Auto-mounted USB thumb drive only has user write permission if FAT16 or FAT32
Affects | Status | Importance | Assigned to | Milestone | |
---|---|---|---|---|---|
Ubuntu |
Invalid
|
Undecided
|
Unassigned |
Bug Description
If I prepare a USB thumb drive (memory stick) with either FAT16 or FAT32 file systems, it will auto-mount and user write access is granted (i.e. user can drag from Home folder to USB drive folder to write to the device).
However, if I prepare the same thumb drive with an ext3 file system, the device will still auto-mount correctly, but user write access is denied.
I have demonstrated this on two different USB memory devices (old Memorex 128M Thumb Drive and a 5GB Pleomax Drive).

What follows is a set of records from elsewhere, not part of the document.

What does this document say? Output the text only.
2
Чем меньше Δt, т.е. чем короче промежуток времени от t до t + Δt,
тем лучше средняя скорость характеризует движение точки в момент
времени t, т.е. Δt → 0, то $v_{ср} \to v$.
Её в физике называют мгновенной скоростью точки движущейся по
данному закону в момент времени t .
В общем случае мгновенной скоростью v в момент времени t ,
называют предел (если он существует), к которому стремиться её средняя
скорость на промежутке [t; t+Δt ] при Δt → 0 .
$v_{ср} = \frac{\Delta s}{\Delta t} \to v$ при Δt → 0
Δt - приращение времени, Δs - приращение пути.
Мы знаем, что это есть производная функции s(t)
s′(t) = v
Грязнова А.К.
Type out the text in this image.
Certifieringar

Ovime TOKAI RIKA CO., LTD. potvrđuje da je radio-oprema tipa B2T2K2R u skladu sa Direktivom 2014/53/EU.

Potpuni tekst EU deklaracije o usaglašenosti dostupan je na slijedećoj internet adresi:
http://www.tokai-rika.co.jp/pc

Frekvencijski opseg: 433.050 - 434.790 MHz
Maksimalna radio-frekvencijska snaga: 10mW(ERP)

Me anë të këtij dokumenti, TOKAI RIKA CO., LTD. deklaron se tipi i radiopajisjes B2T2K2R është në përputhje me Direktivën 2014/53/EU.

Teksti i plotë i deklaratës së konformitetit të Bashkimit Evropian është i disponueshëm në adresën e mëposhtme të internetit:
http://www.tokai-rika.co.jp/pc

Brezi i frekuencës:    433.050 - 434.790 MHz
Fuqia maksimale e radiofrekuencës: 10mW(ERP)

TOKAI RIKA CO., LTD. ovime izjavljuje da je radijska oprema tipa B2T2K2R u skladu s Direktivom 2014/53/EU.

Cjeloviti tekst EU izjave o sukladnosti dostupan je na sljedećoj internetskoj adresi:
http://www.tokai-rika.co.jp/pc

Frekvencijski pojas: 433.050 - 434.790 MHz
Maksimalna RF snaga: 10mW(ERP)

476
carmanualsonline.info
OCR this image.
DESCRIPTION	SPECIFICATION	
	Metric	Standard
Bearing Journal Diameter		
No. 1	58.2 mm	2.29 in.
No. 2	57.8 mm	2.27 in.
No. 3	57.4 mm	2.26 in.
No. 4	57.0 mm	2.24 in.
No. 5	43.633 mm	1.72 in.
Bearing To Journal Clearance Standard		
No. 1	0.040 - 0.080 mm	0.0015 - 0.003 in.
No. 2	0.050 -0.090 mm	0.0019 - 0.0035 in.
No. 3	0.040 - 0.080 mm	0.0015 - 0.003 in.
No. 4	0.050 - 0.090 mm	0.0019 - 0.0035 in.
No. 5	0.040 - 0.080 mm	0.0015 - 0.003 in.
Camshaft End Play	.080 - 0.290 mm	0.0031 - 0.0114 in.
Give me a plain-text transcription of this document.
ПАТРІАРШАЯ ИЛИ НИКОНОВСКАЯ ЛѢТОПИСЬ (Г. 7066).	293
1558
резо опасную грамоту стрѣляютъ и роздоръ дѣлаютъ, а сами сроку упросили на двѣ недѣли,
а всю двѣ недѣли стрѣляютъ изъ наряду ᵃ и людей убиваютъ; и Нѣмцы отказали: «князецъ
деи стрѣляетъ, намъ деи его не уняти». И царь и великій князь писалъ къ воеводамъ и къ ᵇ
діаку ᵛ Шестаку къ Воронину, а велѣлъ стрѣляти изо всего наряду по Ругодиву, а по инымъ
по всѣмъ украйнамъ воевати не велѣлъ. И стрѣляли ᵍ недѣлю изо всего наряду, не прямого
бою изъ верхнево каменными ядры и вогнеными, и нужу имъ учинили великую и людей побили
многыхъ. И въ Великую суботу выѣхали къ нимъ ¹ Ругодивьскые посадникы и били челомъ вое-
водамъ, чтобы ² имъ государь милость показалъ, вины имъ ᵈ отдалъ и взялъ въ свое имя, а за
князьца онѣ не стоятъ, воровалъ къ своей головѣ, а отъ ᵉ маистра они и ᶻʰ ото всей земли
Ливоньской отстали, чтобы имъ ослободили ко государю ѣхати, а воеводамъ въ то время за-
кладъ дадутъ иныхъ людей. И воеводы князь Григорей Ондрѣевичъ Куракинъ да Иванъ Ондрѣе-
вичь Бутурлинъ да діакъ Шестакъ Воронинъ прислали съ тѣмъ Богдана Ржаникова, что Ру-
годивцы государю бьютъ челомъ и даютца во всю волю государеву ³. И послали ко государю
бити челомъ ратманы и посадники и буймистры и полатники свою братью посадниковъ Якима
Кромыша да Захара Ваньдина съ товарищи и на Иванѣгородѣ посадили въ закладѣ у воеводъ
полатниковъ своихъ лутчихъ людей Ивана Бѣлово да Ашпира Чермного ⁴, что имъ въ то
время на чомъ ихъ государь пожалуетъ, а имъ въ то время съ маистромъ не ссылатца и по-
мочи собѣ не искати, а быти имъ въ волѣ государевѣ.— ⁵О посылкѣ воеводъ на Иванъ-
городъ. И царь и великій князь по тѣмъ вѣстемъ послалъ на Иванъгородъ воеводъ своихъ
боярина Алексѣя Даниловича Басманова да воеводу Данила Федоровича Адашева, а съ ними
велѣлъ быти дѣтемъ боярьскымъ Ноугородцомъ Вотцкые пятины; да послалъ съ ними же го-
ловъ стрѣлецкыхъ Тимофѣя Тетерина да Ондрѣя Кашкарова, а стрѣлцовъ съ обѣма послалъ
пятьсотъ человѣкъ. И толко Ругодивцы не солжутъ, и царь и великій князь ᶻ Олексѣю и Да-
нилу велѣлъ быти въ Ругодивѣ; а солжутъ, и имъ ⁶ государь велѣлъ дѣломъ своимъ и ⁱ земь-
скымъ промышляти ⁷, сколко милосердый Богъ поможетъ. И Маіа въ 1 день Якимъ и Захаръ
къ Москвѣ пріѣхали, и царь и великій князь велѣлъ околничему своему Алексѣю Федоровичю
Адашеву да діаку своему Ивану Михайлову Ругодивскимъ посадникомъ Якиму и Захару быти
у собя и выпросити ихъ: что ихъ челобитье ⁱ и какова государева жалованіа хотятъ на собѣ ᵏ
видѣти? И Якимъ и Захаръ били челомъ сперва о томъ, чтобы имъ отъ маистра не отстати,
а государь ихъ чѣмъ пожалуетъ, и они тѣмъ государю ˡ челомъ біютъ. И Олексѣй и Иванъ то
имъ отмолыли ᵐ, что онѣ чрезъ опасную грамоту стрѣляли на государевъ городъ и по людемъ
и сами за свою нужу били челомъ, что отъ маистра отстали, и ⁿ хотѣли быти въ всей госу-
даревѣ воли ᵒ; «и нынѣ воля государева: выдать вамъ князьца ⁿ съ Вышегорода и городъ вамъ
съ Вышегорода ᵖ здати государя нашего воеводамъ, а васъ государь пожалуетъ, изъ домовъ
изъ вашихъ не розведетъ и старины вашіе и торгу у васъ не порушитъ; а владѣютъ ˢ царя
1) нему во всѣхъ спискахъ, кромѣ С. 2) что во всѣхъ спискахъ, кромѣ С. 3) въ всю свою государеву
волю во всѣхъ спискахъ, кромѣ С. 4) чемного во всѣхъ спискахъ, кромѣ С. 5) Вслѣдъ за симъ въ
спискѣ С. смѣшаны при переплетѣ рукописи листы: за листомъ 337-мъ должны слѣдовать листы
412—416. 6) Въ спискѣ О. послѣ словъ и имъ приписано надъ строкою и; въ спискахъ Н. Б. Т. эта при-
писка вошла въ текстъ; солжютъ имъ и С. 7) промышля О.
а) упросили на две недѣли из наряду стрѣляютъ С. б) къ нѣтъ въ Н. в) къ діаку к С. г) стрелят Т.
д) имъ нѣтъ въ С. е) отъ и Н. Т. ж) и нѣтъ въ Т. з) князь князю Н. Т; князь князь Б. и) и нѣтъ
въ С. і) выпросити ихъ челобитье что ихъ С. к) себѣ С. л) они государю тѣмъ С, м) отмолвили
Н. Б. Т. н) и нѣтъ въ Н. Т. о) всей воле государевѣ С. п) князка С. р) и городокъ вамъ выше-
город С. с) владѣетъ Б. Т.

I used gparted to partition and format the devices.
Feisty Fawn Ubuntu 7.04 completely up to date as of 06/23/07
I followed many web search threads about people having trouble getting user write access to USB devices, but I haven't seen it trouble shot to this specific observation. I was originally trying to get user write access on my Pleomax re-formated to ext3 and notice that my Memorex was formated as FAT16 and worked just fine. So, I played around re-formating both devices to find this.
This is likely to be a permission problem. Many filesystems commonly used on flash drives (like vfat) do not have support for file permission/ ownership themselves. On modern distributions like Ubuntu, fake permissions are put on top of these filesystems in such a way that normal users have read and write permissions.
Ext3 on the other hand does have full support for unix style file permissions (usb drive or not), and these will be respected by the operating system. As a result you may well have insufficient rights by default to write to the filesystem as a normal user after formatting. Please mount the usb drive and then change the permissions and/or ownership in order to make the drive writable (using sudo when needed).